Krupp was suspended without pay in August for failing to turn over medical records of back problems that kept him sidelined for much of last season.

Krupp, 34, whose injury has put his career in jeopardy, last month agreed to release the records but remains suspended because the Red Wings found out he may have gone dogsledding while recovering from a herniated disc injury.

At the same time, Krupp complained the persisting pain kept him from returning to the lineup.

NHL Players Association spokesman Devin Smith did not immediately say when Krupp filed the grievance.

Red Wings general manager Ken Holland on Tuesday called the grievance expected, said the suspension was justified and suggested the player's future with the team remains clouded.

"I don't know what his medical ability to play hockey will be," Holland said. "I don't think anyone knows the answer. I don't know what his future with the Red Wings will be."

Krupp's attorney George Googasian accused the Wings of simply "trying to figure out a way out of the contract."

According to the standard NHL contract, a player cannot participate in any organized sport without written consent from his team. Holland said Krupp did not request or receive permission from the Red Wings to race sled dogs when he was injured.

Googasian said it was common knowledge in the Wings' organization that Krupp was racing sled dogs.

Krupp signed a four-year contract as a free agent in June 1998 for $16.4 million. Krupp scored three goals in 22 games last season before a herniated disc ended his season in December.

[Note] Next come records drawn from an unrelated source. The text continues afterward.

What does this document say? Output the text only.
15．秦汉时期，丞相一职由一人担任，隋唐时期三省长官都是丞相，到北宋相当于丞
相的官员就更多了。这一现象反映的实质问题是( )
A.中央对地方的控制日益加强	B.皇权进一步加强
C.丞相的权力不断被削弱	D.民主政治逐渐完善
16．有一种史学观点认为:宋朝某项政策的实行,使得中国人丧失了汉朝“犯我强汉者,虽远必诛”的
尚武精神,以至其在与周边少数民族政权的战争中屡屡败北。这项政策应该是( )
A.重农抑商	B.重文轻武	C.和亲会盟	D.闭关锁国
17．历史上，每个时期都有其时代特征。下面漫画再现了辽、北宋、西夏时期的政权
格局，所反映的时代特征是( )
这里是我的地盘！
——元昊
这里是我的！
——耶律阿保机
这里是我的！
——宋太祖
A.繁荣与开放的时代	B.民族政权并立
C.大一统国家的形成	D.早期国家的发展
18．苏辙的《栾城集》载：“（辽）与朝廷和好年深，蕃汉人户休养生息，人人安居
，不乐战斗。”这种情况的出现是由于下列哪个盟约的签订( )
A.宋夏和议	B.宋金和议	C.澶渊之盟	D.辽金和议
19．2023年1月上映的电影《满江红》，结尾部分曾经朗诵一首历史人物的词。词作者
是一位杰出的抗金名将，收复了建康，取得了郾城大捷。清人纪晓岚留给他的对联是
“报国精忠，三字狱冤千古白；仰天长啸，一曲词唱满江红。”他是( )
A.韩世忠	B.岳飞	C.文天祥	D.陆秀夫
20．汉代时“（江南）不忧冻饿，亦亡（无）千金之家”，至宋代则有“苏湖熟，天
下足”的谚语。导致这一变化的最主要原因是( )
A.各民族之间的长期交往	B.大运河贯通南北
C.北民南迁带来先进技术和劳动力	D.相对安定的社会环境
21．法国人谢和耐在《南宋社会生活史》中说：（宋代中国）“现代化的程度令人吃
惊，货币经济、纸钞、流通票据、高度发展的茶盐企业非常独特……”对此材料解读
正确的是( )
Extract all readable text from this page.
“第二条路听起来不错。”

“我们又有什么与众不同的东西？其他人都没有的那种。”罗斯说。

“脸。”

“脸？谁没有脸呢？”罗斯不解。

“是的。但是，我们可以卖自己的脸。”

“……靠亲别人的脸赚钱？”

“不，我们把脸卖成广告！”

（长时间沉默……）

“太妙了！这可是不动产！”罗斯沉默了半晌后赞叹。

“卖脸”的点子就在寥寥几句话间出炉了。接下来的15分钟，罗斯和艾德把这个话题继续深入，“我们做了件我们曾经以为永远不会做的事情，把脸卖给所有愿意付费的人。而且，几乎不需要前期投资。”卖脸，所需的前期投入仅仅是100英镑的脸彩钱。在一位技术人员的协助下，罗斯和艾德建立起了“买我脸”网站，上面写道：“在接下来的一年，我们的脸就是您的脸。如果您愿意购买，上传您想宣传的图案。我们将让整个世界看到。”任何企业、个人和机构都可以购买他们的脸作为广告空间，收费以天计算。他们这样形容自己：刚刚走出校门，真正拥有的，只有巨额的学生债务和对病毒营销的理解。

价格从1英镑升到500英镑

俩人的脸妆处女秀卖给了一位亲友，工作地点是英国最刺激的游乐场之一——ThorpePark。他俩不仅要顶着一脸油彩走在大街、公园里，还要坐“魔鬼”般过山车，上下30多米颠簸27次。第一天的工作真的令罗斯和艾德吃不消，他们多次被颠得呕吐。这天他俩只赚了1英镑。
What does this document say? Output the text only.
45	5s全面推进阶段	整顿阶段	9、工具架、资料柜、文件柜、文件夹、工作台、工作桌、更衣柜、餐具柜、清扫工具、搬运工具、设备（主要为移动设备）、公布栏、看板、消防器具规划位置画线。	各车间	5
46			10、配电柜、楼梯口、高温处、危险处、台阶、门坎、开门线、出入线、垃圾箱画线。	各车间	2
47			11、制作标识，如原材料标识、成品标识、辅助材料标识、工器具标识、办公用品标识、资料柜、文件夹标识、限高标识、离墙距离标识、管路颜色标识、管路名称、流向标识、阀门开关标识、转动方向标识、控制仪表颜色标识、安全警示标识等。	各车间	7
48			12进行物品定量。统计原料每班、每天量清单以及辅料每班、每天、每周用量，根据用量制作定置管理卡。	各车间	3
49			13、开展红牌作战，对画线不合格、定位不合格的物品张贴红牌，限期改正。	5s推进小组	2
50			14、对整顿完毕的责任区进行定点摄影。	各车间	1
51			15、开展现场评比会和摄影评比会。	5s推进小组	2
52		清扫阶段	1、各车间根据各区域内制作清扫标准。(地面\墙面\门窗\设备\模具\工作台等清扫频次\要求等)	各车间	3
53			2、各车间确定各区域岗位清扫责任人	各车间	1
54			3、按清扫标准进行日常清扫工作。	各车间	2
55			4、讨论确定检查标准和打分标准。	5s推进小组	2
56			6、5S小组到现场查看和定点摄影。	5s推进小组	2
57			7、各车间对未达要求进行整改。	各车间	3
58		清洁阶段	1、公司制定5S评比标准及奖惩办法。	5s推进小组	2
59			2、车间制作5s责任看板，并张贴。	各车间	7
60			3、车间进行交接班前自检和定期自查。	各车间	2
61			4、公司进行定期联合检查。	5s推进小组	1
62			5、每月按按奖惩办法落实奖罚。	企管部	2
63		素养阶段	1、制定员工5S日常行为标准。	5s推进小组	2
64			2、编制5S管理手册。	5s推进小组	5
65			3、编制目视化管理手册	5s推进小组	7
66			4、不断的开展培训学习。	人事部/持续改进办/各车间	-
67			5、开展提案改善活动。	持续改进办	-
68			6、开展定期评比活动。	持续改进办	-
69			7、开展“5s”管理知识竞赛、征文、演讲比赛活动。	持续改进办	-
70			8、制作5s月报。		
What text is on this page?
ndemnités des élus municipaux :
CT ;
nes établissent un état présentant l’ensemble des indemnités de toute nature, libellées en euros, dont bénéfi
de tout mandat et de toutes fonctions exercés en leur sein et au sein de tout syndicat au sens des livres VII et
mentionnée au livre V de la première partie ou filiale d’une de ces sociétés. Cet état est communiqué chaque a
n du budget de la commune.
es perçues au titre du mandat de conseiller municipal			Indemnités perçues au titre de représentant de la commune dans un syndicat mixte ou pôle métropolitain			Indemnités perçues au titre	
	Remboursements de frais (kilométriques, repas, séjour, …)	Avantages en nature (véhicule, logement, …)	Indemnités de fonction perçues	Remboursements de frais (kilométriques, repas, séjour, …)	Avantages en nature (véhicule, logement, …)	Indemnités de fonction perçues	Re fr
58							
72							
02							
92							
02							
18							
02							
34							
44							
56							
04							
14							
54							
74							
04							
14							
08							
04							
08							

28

Krupp was listed as the driver in five races between Jan. 2 and Feb. 28, prompting the Red Wings to investigate whether such competitions violated terms of Krupp's contract or might have exacerbated his condition.

"He'd been doing it right along," Googasian said. The Wings "are suggesting this was a surprise to them, which it wasn't."

Grievances filed in the NHL generally are heard by an arbitrator. No hearing has been scheduled, according to a league spokesman.